Looking to the future, Roy is optimistic. “Local banks remain fairly aggressive in the area of trade finance and recognise the benefits of this type of business. They are capable of competing head to head with global banks,” he says.
“Local banks are also exploring various options to facilitate the provision of supply chain finance, and are making greater investments in technology to achieve this.”
In the world of global Islamic finance, there has been “a rebound of sorts” but prospects for 2011 are at best mixed, with the consolidation of the recovery especially of the Sukuk market and core business lines, including trade finance and cash management, according to our correspondent Mushtak Parker.
In this issue, he quotes Stella Cox, managing director of DDCAP Limited, . Cox told him, “Many reports suggest that Islamic banks have weathered the global crisis better than conventional banks. Selectively, this may be true, but some reports have been based upon over-simplified assumptions about Islamic finance without analytical evaluation or statistical data. “
“It is inappropriate and dangerous to make conclusions about the sector as a whole on such basis and without consideration of the varying regulations, controls and conditions that prevail across the numerous jurisdictions in which Islamic banks operate.”
Recovery, says Parker, is not only about economic fundamentals, prudent banking, early warning systems or stress testing. “It is also about confidence – political and market confidence. Some countries where Islamic finance prevails side-by-side with conventional finance, especially in the Middle East, are undergoing a crisis of confidence precipitated by the recent ousting of Zainul-Abiddine Ben Ali as President of Tunisia.

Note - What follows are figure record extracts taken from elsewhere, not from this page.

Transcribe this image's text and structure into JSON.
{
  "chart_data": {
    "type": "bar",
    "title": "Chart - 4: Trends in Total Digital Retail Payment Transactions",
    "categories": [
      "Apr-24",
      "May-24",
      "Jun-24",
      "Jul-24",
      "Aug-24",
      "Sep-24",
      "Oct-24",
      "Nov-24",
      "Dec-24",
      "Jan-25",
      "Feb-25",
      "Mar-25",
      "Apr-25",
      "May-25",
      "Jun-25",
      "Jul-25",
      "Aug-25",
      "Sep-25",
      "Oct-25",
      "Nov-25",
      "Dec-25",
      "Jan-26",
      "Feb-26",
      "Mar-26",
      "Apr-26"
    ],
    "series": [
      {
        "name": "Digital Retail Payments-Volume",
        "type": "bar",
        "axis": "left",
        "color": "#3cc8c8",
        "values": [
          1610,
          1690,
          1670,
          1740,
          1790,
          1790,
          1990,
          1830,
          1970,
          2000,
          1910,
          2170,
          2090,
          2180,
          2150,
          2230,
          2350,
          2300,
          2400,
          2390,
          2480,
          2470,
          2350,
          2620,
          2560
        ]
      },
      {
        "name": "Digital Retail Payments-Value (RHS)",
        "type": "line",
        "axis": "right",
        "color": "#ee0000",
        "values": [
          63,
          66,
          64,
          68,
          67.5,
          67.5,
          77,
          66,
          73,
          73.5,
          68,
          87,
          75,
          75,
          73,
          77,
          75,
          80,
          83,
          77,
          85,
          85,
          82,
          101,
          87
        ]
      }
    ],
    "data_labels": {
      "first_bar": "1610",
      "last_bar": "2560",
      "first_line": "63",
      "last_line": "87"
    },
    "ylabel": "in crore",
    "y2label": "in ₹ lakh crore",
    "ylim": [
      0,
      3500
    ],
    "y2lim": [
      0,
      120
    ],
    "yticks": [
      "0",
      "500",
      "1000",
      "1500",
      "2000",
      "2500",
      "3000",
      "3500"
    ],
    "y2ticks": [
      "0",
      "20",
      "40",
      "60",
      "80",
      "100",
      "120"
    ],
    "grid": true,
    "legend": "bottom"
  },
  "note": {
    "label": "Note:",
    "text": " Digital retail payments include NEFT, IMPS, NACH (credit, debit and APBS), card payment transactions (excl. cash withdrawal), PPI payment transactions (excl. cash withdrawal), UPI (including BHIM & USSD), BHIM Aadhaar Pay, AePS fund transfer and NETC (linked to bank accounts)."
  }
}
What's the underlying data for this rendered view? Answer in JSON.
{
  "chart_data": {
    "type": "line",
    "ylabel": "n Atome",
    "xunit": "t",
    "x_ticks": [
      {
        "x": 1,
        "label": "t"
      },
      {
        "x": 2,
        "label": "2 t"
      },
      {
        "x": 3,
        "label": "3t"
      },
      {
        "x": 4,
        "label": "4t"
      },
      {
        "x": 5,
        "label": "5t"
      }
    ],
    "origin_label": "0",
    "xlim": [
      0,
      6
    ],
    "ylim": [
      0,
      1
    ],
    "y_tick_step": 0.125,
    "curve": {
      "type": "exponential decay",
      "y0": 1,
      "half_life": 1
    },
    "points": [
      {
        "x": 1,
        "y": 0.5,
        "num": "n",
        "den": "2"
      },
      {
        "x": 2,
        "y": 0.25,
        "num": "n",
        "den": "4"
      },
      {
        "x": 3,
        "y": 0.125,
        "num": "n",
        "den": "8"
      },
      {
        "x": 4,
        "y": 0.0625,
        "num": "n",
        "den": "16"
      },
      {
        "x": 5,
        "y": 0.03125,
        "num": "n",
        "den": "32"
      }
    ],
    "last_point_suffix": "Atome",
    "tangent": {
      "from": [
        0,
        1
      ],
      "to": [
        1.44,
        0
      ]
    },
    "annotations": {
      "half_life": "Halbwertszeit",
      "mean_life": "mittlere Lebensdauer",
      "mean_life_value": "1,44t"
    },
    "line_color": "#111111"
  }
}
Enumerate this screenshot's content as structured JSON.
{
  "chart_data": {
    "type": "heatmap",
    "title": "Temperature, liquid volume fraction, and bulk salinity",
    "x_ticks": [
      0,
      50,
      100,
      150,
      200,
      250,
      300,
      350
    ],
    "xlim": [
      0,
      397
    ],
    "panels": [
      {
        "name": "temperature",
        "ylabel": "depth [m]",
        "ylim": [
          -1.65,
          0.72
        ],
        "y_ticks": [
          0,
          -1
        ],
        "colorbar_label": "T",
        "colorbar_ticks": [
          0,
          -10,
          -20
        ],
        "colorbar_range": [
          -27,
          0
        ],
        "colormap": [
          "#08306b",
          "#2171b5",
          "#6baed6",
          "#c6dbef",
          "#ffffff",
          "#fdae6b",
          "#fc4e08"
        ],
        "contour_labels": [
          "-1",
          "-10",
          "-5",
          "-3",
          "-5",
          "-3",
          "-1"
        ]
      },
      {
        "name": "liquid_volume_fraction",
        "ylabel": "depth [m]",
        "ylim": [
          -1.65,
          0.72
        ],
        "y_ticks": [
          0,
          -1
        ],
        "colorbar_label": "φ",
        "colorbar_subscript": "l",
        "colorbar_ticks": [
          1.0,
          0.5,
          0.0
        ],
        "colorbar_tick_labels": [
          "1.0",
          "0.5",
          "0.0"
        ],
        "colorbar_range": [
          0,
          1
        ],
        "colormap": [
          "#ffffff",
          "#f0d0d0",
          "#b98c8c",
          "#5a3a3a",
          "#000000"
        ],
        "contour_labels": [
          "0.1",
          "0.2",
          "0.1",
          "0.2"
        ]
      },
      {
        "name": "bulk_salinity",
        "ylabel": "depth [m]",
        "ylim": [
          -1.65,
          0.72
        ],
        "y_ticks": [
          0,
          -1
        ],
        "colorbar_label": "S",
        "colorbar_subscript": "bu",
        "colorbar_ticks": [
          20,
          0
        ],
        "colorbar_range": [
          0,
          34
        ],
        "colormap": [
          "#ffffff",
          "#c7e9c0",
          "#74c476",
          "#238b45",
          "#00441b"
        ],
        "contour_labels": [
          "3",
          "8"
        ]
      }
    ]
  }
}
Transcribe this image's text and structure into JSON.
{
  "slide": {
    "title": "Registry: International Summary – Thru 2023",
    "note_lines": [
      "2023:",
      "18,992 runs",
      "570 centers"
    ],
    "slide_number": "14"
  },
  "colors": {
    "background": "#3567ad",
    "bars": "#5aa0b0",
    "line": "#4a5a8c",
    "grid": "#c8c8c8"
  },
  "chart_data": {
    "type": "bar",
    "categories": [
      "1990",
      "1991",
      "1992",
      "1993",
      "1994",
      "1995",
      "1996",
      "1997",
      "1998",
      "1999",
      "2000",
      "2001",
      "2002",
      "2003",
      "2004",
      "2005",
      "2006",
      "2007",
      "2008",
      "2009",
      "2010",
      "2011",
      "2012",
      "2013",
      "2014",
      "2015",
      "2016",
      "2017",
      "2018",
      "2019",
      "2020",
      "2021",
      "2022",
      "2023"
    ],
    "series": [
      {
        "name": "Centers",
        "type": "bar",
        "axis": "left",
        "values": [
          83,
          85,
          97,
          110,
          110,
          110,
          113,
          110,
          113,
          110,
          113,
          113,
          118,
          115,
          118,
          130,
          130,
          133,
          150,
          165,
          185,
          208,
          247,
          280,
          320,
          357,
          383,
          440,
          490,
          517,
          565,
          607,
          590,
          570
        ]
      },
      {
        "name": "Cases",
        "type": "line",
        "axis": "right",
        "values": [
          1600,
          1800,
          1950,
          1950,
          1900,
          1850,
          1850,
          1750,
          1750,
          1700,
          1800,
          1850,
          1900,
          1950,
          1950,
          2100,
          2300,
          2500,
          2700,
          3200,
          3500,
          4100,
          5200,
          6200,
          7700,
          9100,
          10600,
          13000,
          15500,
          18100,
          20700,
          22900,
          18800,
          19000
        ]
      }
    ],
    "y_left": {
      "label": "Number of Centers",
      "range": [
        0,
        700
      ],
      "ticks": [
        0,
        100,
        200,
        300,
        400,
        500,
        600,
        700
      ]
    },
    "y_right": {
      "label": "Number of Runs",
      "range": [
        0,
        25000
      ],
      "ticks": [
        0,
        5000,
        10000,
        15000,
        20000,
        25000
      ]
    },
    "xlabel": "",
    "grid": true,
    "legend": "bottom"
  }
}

There’s no doubt that the Middle East has experienced a rapid transformation over the past few years, and corporates continue looking for a range of innovative transaction banking products and services from their banks, as well as support, to grow their businesses – both locally and internationally. With that in mind, it is interesting to read in another article in this issue that Citi is committed to expansion in the region “to meet Middle Eastern corporates’ growing and changing needs”.